Osada neolityczna w Krzemionkach składa się z kilku elementów. Mamy domostwa odtworzone na podstawie badań z różnych wykopalisk. Wymagają one pewnych działań zwłaszcza jeśli chodzi o wymianę poszycia dachowego – wyjaśnia dyrektor Andrzej Przychodni.
Osada powstała w latach 90, wielokrotnie była przebudowywana i poprawiana. W wyniku oględzin, które odbywały się już od jesieni poprzedniego roku stwierdzono konieczność przeprowadzenia prac renowacyjnych wobec wszystkich obiektów rekonstrukcyjnych. Największe zastrzeżenia budziły elementy konstrukcji budynków np. słupy czy krokwie.
Na początek do rekonstrukcji wytypowano dwa obiekty: chatę kultury amfor kulistych, której relikty zostały odkryte w Sicinach (Dolny Śląsk) oraz komorę ofiarniczą grobowca megalitycznego, która została odtworzona na podstawie badań i ustaleń dr Jerzego Tomasza Bąbla w Broniszowicach w gminie Waśniów.
– Komora uległa zawaleniu ze względu na zastosowany wcześniej budulec tj. drewno sosnowe. Uległo ono procesom gnilnym i pomimo zastosowanych uprzednio zabezpieczeń, nastąpiła destrukcja tej części obiektu – mówi Artur Jedynak, kustosz muzeum.
Dla zwiększenia trwałości odnawianego obiektu niezbędne jest zastosowanie odporniejszych niż dotychczas materiałów np. drewno dębowe i osika. Aby zachować charakter budownictwa neolitycznego oraz dostępnych wówczas sposobów zabezpieczeń używane będą sznury konopne, olej lniany i dziegieć, a także opalane będą elementy wkopywane w grunt.

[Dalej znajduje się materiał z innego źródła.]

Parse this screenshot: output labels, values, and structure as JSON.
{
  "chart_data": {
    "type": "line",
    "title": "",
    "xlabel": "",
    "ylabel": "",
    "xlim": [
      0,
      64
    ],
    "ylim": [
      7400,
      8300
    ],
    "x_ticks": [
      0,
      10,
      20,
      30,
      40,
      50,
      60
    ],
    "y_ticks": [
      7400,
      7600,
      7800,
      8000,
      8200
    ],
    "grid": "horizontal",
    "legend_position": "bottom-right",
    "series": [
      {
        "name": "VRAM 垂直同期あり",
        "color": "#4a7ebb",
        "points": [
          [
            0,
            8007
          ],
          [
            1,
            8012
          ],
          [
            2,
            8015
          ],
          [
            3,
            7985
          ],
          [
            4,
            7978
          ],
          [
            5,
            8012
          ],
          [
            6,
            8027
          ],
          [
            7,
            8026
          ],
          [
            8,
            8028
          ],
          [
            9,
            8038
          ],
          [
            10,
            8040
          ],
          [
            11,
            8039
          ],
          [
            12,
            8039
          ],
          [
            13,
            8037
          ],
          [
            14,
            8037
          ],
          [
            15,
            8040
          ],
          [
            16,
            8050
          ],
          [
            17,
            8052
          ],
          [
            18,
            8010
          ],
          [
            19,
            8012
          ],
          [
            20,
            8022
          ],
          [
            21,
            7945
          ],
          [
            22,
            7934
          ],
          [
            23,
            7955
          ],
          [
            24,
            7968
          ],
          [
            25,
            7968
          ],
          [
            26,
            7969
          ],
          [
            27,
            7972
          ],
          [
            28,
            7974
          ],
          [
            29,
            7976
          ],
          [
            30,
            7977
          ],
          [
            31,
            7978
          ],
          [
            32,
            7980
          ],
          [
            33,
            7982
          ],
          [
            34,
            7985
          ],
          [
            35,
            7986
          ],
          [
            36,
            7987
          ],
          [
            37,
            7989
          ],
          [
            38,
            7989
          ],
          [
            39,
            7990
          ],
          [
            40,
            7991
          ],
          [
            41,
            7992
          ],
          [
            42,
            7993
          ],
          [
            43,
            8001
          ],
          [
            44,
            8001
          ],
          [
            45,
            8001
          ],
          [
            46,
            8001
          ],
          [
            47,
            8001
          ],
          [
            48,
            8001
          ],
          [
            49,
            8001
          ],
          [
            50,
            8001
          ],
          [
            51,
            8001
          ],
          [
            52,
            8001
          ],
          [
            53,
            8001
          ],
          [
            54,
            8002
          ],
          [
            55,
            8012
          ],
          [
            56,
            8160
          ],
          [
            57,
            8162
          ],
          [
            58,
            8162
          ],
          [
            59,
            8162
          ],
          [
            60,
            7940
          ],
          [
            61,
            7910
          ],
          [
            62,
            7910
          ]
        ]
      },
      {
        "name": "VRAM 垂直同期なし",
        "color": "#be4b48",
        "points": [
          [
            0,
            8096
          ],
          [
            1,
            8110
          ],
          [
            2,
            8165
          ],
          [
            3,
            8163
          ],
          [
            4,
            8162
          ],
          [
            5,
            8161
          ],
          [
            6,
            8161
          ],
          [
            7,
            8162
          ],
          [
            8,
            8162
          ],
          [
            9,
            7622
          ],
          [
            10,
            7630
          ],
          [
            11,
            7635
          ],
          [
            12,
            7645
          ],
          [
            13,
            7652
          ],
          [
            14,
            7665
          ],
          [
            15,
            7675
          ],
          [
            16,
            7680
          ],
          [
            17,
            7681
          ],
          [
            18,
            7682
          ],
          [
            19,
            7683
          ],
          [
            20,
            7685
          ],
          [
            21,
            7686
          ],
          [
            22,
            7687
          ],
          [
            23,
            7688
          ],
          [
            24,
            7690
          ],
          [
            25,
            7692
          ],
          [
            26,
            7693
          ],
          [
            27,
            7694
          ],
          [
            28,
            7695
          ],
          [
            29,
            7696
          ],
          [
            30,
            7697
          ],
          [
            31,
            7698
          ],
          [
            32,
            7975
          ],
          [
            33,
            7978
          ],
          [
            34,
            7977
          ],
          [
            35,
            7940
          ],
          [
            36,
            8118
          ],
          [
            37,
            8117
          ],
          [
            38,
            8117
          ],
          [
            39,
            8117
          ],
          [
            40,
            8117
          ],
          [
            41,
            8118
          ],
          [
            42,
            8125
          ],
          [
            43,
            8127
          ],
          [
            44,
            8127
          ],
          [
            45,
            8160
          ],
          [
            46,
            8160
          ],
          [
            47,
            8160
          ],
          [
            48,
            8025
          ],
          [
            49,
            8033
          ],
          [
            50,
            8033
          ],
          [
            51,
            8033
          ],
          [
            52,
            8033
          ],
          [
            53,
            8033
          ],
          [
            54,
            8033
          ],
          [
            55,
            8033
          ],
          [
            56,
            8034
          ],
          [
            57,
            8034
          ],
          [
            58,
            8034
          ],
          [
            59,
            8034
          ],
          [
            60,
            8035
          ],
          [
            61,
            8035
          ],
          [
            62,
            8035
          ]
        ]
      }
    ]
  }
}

– Realizację zadania zaczęliśmy już w marcu, ale w związku ze stanem epidemii opóźniła się dostawa niektórych materiałów. Zakończenie prac przy odnawianych obiektach zakończą się na przełomie maja i czerwca– wyjaśnił dyrektor Przychodni.
Celem renowacji jest nie tylko poprawa techniczna ekspozycji osady neolitycznej, ale również zapewnienie schronienia dla niewielkiego stada owiec wrzosówek. Kontrolowany wypas tych zwierząt na terenie pola górniczego ma zapewnić lepszy rozrost gatunków chronionych roślin.
– Jest to działania zapisane w Planie Ochrony Rezerwatu Krzemionki i zalecane przez przyrodników analizujących corocznie stan flory podlegającej ochronie na terenie administrowanym przez muzeum– zaznacza dyrektor muzeum.
Wszystkie prace na terenie osady są wykonywane przez pracowników muzeum. Materiały na realizację zadania zostały zakupione ze środków własnych Muzeum Historyczno-Archeologicznego i wynoszą ok. 10 tys. zł. Najdroższym elementem w kosztorysie stanowi trzcina, której warstwa położona na rekonstrukcji domostwa z Sicin powinna zabezpieczyć ten budynek na dłuższy czas.